Although the NRF represents stores with a storefront as well as catalog and Internet sales, the trade association has launched an intensive 60-day media campaign to “level the playing field” for brick-and-mortar “Main Street” businesses.

A series of U.S. Supreme Court rulings have found that states cannot tax sales of merchants that do not have a physical presence in the state, and Congress extended that in a 1998 law. Previous attempts to change the law at the federal level have failed.

Despite support of the e-fairness bill though, an increasing number of shoppers are going online to avoid the tax.

“It really hurts to spend time with a consumer in our store and watch them walk out the door with their phone in their hand saying ‘I think I’ll buy it from this place on the Internet,’” said Jim Adams, owner of Baltimore’s Falls Road Running Store. Adams appears in this video by the trade group.

Ultimately, says Cardin, this only hurts the state’s retailers. “Maryland retailers aren’t looking for special treatment but simply a fair way to compete against large Internet sellers who charge similar prices but get away without collecting sales tax.”

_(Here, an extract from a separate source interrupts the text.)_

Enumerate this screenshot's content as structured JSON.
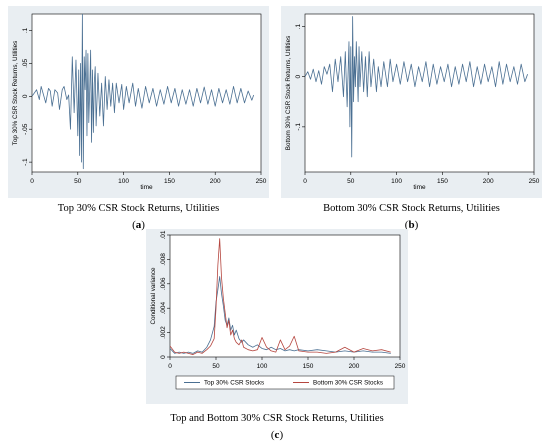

Retail supports one-fifth of jobs in every state, about 742,000 jobs in Maryland. Directly and indirectly this accounts for about 16% of the state’s Gross Domestic Product.

“The $24 billion in lost sales tax is revenue badly needed by cash-strapped state and local governments to pay the salaries of essential workers such as police officers, firefighters, ambulance crews, and schoolteachers,” the National Retail Federation reported. “All of those public workers are among retailers’ customers, and when customers lose their jobs retailers lose sales.”

Losses may only get worse

According to an online retail forecast report produced by Forrester Research, Inc., online retail shopping will increase 10% each year until 2016 accounting for 9% of total retail sales. This is up from 7% in both 2010 and 2011, the report said.

Aggressive merchandising and the increasing ubiquity of smartphones and tablet communications encourages more impulse online purchases, said Sucharita Mulpuru, a Forrester analyst.

Adams said that without an Internet tax the the gradual shift from in-person to e-commerce will result in a loss of customer-centric relationships.

“I think as the online business becomes a bigger and bigger part of the American shopping experience, the next generation’s going to lose that ability to go in and have a hands-on experience in a small specialty store because they’re not able to compete at at that broad national level,” Adams said.